2014年11月に1stフルアルバム『YENIOL』をリリース。本記事は同作について書いています。
アルバム紹介
YENIOL(2014)
1stアルバム。メタルコアやメロデスをベースとした激しいサウンドを主体にピコリーモ、シンセポップを練り込み、ヲタク目線の歌詞という味噌を混ぜあわせて自宅警備員風味アキバ仕立てにするという音楽性で話題。
彼等はBABYMETALとのスプリット作でも知られます。ベビメタちゃんが曲名を「君とアニメが見たい ~Answer for Animation With You~」に変更してアンサーソングという形でカバー。
キバオブアキバもBABYMETALのデビュー曲「ド・キ・ド・キ☆モーニング」を我が物顔でカバーした「キ・バ・オ・ブ☆モーニング(仮)」も豪快で素敵でした。
ようやく発売となるこの1stフルアルバムは、既存曲の再録6曲+新曲5曲で固められています。音楽的には前述したようなもので、激しさとキャッチーさを持ち合わせています。

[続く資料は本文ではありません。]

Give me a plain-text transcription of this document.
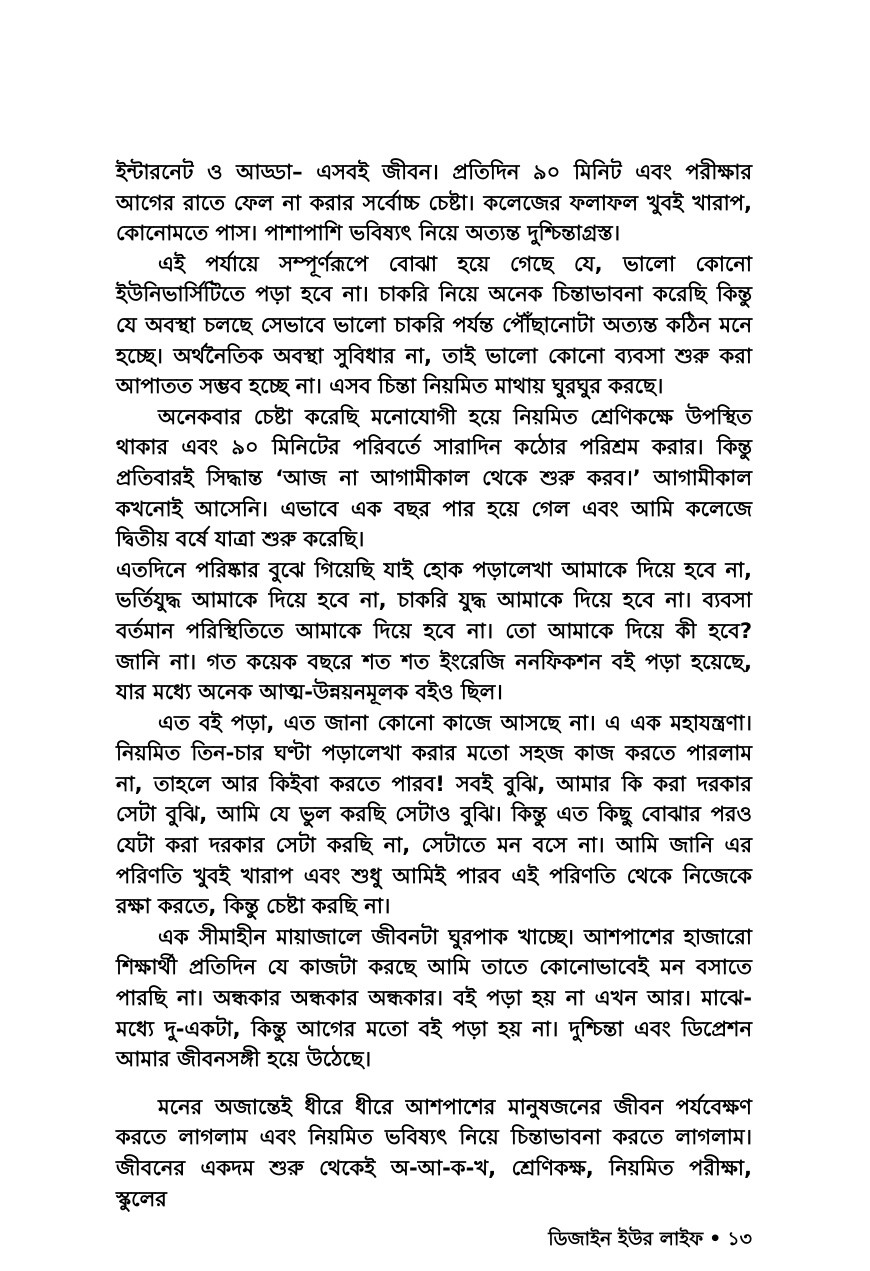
ইন্টারনেট ও আড্ডা– এসবই জীবন। প্রতিদিন ৯০ মিনিট এবং পরীক্ষার আগের রাতে ফেল না করার সর্বোচ্চ চেষ্টা। কলেজের ফলাফল খুবই খারাপ, কোনোমতে পাস। পাশাপাশি ভবিষ্যৎ নিয়ে অত্যন্ত দুশ্চিন্তাগ্রস্ত।

এই পর্যায়ে সম্পূর্ণরূপে বোঝা হয়ে গেছে যে, ভালো কোনো ইউনিভার্সিটিতে পড়া হবে না। চাকরি নিয়ে অনেক চিন্তাভাবনা করেছি কিন্তু যে অবস্থা চলছে সেভাবে ভালো চাকরি পর্যন্ত পৌঁছানোটা অত্যন্ত কঠিন মনে হচ্ছে। অর্থনৈতিক অবস্থা সুবিধার না, তাই ভালো কোনো ব্যবসা শুরু করা আপাতত সম্ভব হচ্ছে না। এসব চিন্তা নিয়মিত মাথায় ঘুরঘুর করছে।

অনেকবার চেষ্টা করেছি মনোযোগী হয়ে নিয়মিত শ্রেণিকক্ষে উপস্থিত থাকার এবং ৯০ মিনিটের পরিবর্তে সারাদিন কঠোর পরিশ্রম করার। কিন্তু প্রতিবারই সিদ্ধান্ত ‘আজ না আগামীকাল থেকে শুরু করব।’ আগামীকাল কখনোই আসেনি। এভাবে এক বছর পার হয়ে গেল এবং আমি কলেজে দ্বিতীয় বর্ষে যাত্রা শুরু করেছি।

এতদিনে পরিষ্কার বুঝে গিয়েছি যাই হোক পড়ালেখা আমাকে দিয়ে হবে না, ভর্তিযুদ্ধ আমাকে দিয়ে হবে না, চাকরি যুদ্ধ আমাকে দিয়ে হবে না। ব্যবসা বর্তমান পরিস্থিতিতে আমাকে দিয়ে হবে না। তো আমাকে দিয়ে কী হবে? জানি না। গত কয়েক বছরে শত শত ইংরেজি ননফিকশন বই পড়া হয়েছে, যার মধ্যে অনেক আত্ম-উন্নয়নমূলক বইও ছিল।

এত বই পড়া, এত জানা কোনো কাজে আসছে না। এ এক মহাযন্ত্রণা। নিয়মিত তিন-চার ঘণ্টা পড়ালেখা করার মতো সহজ কাজ করতে পারলাম না, তাহলে আর কিইবা করতে পারব! সবই বুঝি, আমার কি করা দরকার সেটা বুঝি, আমি যে ভুল করছি সেটাও বুঝি। কিন্তু এত কিছু বোঝার পরও যেটা করা দরকার সেটা করছি না, সেটাতে মন বসে না। আমি জানি এর পরিণতি খুবই খারাপ এবং শুধু আমিই পারব এই পরিণতি থেকে নিজেকে রক্ষা করতে, কিন্তু চেষ্টা করছি না।

এক সীমাহীন মায়াজালে জীবনটা ঘুরপাক খাচ্ছে। আশপাশের হাজারো শিক্ষার্থী প্রতিদিন যে কাজটা করছে আমি তাতে কোনোভাবেই মন বসাতে পারছি না। অন্ধকার অন্ধকার অন্ধকার। বই পড়া হয় না এখন আর। মাঝে-মধ্যে দু-একটা, কিন্তু আগের মতো বই পড়া হয় না। দুশ্চিন্তা এবং ডিপ্রেশন আমার জীবনসঙ্গী হয়ে উঠেছে।

মনের অজান্তেই ধীরে ধীরে আশপাশের মানুষজনের জীবন পর্যবেক্ষণ করতে লাগলাম এবং নিয়মিত ভবিষ্যৎ নিয়ে চিন্তাভাবনা করতে লাগলাম। জীবনের একদম শুরু থেকেই অ-আ-ক-খ, শ্রেণিকক্ষ, নিয়মিত পরীক্ষা, স্কুলের

ডিজাইন ইউর লাইফ • ১৩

古き良き王道HR/HMからデスコアやDjentといった素養に、J-POPやアニソンっぽいヒネりを加えたもの。部屋に引きこもって引きこもって制作し続けた精度の高い楽曲が揃っています
まあ、[YENIOL=家におる]から作れた作品だから(笑)。流石に引きこもり目線で「日光は体にいいけど、実は蛍光灯も体にいい」って歌っているだけある。

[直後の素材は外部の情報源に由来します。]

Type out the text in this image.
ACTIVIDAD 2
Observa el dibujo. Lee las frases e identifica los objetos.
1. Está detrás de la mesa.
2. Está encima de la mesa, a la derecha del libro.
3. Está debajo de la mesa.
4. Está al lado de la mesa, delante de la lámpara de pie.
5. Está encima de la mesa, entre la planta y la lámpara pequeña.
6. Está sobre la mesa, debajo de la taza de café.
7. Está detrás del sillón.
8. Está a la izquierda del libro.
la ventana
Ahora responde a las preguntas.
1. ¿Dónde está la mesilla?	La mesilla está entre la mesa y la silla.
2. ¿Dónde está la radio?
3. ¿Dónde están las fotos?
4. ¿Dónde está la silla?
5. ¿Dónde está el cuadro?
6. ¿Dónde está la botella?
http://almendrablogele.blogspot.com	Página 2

本作を代表する曲は、やっぱり#1「Animation With You」と会心の新曲となる#2「はかせをめざせ」。いずれもメタルコアをキャッチーに改変しつつも切れ味は抜群。アイデアを詰め込み過ぎでマスコアっぽさもあるが、ポップである正義さも感じさせます。また、グロウルからクリーンヴォイスのバランス感覚も見事。
著名バンドのオマージュと思われる部分も各所に散りばめられていて、#8「全部宇宙が悪い」の冒頭のドラムは鋼鉄神ジューダス・プリーストのあの名曲だし、#9「The Stay-Home Superstar」は曲名もイントロの煽りもマンソンだったり。
メタル育ちだからの隠し切れないメタル愛。素敵やん。タワレコ購入特典のCD-Rに収録されている「ハムラビ法典(再録音Ver)」もどっかで聴いたことのある大仰なイントロから、ヲタデス総爆撃をぶちかます。細部に至るまで聴きどころ満載。
茶化すな!とツッコミは入るかもしれないが、コアな部分を突き詰めながらここまで面白い楽曲に仕上げれるバンドもいないわけで。そんな本作は「ヲタイリッシュ・デスポップ」を浸透させるには十分です。寂しさのつれづれにキーボードを打ち続ける私たちのハートに衝撃を与えてくれる快作。